During the semester I spend my time making things, staring at them, then changing them. It involves a lot of Adobe products, and a lot of being alone at my desk, late at night. There’s usually music, coffee, and frequent blog-checking breaks. There is no structure beyond the deadline.
Since the semester ended, two weeks ago, I’ve been voraciously consuming webcasted lectures from Yale and UC Berkeley. They allow you to choose any class, regardless of the fact that you don’t have the prereqs. I enjoy the feeling of being in over my head. (Physics! yes!) I can even pick and choose individual topics within the semester. I can listen in front of my computer, or bring the course on my ipod. Unfortunately, they don’t give away the textbooks with the lectures.

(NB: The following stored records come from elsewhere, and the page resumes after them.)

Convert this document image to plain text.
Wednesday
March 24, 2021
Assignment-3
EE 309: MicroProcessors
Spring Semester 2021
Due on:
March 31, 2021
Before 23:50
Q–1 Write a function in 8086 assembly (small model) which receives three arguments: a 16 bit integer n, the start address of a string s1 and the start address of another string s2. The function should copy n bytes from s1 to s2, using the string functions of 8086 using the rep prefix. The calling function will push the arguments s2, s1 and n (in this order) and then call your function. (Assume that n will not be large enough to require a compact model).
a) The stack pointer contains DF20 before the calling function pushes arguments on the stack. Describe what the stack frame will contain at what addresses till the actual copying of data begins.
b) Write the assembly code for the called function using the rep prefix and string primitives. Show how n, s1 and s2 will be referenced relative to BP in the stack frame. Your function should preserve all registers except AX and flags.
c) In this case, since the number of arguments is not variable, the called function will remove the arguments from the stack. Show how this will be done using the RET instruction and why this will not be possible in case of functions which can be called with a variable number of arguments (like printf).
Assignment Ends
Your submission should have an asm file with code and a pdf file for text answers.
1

You can learn a lesson, you can learn it the hard way, you can re-learn and un-learn; you can become a “lifetime learner.” You can learn by seeing or by doing. You can learn by ear. You can learn by feel. Can you learn by smell? Maybe… according to popular science-lore, our memories are very connected to our noses.
You can design aromas, or experiences involving them. But the design wing, unlike most areas of the art school, has no smell. (We make up for this by having the lounge with the strongest smell. Ugh.) Are professional design studios also lacking? I need to do some research. I know that corporate office environments have raised smelling-like-nothing to a high art; they somehow manage to stifle the odor of anything you bring into the environment.
I like doing work in coffee shops. Being able to stumble out of bed and arrive at a coffee shop with minimal effort is both a quintessential urban experience and an absolutely necessary one. At least for me. The smell of coffee signifies both comfort and exciting ideas; the experience of coffee shops (not just the caffeine) wakes me up, providing enough sensory stimulation to inspire new ideas but not so much to prevent them being recorded. Maybe, to assist in my retention of today’s physics podcast, I should inhale the aroma of some coffee beans while I listen.
I don’t really have a conclusion here, except that talking about “what I learned in design school” will always end in coffee. Design is, more or less, a byproduct of the metabolization of caffeine.